Watch more from the New Monetary Order video series and discover how financial institutions are adapting to the evolving monetary landscape.

In the very fragmented world we are living in, it's quite important that we are able to understand the environments and conditions we operate in because we can't always be everything to everyone and we have to make choices and understand what we're doing.

The New Monetary Order, with a peak of 450 basis points increase in interest rates in less than 18 months, has been quite demanding on the financial sector in Europe and elsewhere in the world. Nevertheless, I think banks and insurance companies are taking it quite well, and this should not make us forget that they're also longer term important trends that pose challenges: I'm thinking demography for Europe, I'm thinking tech, I'm thinking the environment. So, of course there are short term concerns, but we shouldn't be shortsighted and forget that we should be focused on the longer term ones and the large trends.

I can think of four keys point managements should have in mind in order to compete in this New Monetary Order. One of them is the ability to diversify points of view around the table. For example make sure that business people talk to LMT people, talk to modeling people. I think that's very important.
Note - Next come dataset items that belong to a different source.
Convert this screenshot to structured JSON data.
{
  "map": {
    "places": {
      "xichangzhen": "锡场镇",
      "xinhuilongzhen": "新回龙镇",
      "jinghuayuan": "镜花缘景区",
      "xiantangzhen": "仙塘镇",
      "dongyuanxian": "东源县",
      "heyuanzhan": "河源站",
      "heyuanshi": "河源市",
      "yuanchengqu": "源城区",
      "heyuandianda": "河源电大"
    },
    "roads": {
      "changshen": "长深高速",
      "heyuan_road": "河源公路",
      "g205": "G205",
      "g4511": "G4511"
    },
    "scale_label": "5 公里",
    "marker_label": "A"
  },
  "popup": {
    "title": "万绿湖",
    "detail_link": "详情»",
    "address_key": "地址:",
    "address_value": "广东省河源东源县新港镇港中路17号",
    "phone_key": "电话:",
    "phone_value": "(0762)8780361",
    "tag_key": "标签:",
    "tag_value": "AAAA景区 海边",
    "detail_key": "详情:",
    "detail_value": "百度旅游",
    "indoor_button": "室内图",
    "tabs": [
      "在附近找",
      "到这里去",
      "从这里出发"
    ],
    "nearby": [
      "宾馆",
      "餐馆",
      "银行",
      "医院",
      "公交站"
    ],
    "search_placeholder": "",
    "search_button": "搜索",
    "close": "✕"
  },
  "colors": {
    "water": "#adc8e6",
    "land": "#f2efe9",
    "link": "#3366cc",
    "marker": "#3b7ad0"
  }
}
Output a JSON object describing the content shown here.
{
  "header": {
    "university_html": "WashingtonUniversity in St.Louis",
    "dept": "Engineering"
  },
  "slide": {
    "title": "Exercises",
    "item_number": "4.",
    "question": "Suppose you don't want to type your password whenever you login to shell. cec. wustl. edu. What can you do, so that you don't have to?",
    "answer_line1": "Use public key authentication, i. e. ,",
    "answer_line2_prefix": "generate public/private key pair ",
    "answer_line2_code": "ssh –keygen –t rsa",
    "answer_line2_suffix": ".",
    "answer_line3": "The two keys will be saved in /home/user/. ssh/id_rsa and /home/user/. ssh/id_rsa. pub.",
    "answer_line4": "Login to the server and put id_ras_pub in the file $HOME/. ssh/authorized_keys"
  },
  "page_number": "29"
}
The second one would probably be to keep improving, but also questioning our models and predictive abilities, but also question them and sometimes look beyond what we see in the industry that can come from sciences, philosophy, novels, in order to imagine what is not there yet and will probably be the next challenge, instead of looking in the rear view mirror. So that would be the second one. The third one is rely on a diversified business model, for example across geographies, but also business lines. That's very helpful. And the fourth one is develop a form of geopolitical bilingualism, because in the very fragmented world we are living in, it's quite important that we are able to understand the environments and conditions we operate in. Because we can't always be everything to everyone and we have to make choices and understand what we're doing.

I think technology is, probably with climate challenges, the most important trend we are facing for the next 10 years. I remember that one year ago, when the world discovered at a large scale Generative AI, the excitement we all felt. Of course there are tons of questions including ethical one, and that go way beyond what corporates have to solve. But also there are questions to all societies. But I think also this is going to revolutionize the way we do business, the way we interact with our clients, our processes, the way we build our scoring models. There are many, many new things that's coming, including with AI, and that are things to look forward to, but also to question.